On the demand side, macro uncertainty and high food inflation in key importers, especially in parts of Africa and South Asia, are weighing on purchasing power. Some markets, like Ghana, are seeing easing inflation on staples including rice year‑on‑year, but others continue to face double‑digit food inflation. The net effect is a cautious buying stance: tenders are smaller, shipment windows are shorter, and buyers are more price‑sensitive.
🌦️ Weather Snapshot (Key Growing Regions)
- Vietnam (Mekong Delta): Short‑term weather is mostly seasonally warm with scattered showers. No immediate threat to the tail end of the winter–spring harvest is evident, but above‑normal temperatures raise concerns about water management and yields for the upcoming summer–autumn crop if heat and irrigation stress persist.
- Thailand: Central and northeastern rice belts are entering the pre‑planting period for main‑season paddy. Forecasts show typical early‑wet‑season patterns, with localized showers but no major flooding or drought signals in the very near term.
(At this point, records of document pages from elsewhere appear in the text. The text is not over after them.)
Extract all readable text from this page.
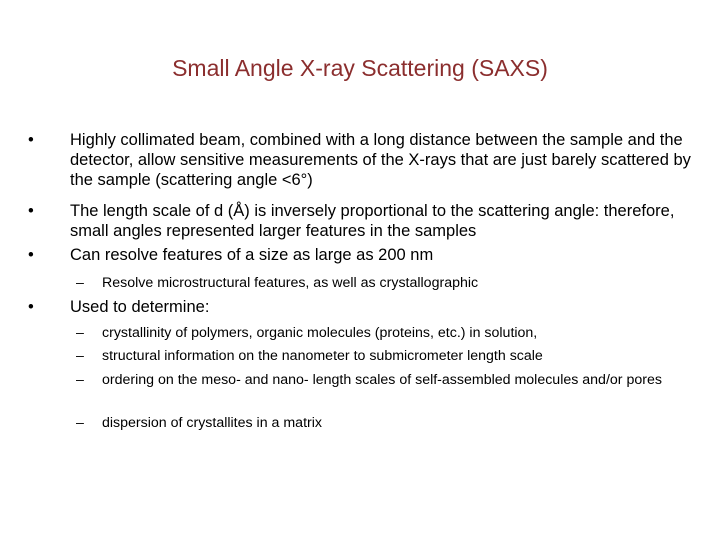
Small Angle X-ray Scattering (SAXS)
•	Highly collimated beam, combined with a long distance between the sample and the detector, allow sensitive measurements of the X-rays that are just barely scattered by the sample (scattering angle <6°)
•	The length scale of d (Å) is inversely proportional to the scattering angle: therefore, small angles represented larger features in the samples
•	Can resolve features of a size as large as 200 nm
–	Resolve microstructural features, as well as crystallographic
•	Used to determine:
–	crystallinity of polymers, organic molecules (proteins, etc.) in solution,
–	structural information on the nanometer to submicrometer length scale
–	ordering on the meso- and nano- length scales of self-assembled molecules and/or pores
–	dispersion of crystallites in a matrix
- India: The main kharif planting window is still several months away. Near‑term weather is of limited relevance for production, but any early signals on monsoon onset and distribution will quickly feed into market expectations later in Q2.
📆 Short-Term Outlook
The balance of forces points to a range‑bound market with a mild upward tilt. Bullish drivers include rising fuel and freight costs, tightening supplies in Vietnam, and currency‑related price adjustments in Thailand. Bearish or moderating influences are weak import demand from Africa and the Middle East, importer caution amid economic uncertainty, and adequate near‑term availability from India and, to a degree, Thailand.
India is likely to maintain relatively stable export prices unless demand meaningfully revives or freight costs spike further. Vietnam and Thailand should retain a firm tone as long as domestic supplies remain tight and cost pressures persist. Bangladesh’s domestic market is expected to stay structurally expensive, even if international benchmarks soften slightly, reflecting internal inflation and distribution challenges rather than global price direction.
🎯 Trading Outlook & Strategy Pointers
- Importers in Africa & Middle East: With Indian prices stable but freight and FX volatile, consider staggered coverage rather than large spot purchases. Use India for value and Vietnam/Thailand only where specific quality or timing is needed.
- Asian buyers (Philippines, East Asia): Given firm Vietnamese and Thai quotes, look to opportunistic dips for top‑up purchases, but avoid deep destocking; any weather or freight shock could tighten availability quickly.
- Exporters in India: Focus on niche grades and flexible shipment options to stay competitive while buyers remain price‑sensitive. Hedging exposure to fuel and freight where possible can protect thin margins.
- Exporters in Vietnam & Thailand: Current momentum supports a measuredly bullish bias, but avoid overcommitting forward volumes before harvest and freight conditions are clearer.
📍 3‑Day Directional View (EUR-based, FOB)
- India – Non‑Basmati 5% / PR grades (FOB New Delhi): Stable to slightly softer in EUR terms, as local USD prices hold and the euro remains relatively firm.
- Vietnam – 5% Long White (FOB Hanoi): Slight upward bias; tight physical supply and cost pass‑through likely to keep offers firm over the next few days.
- Thailand – 5% White (FOB Bangkok): Mildly firm; currency strength and selective demand support prices, though new crop arrivals cap the upside.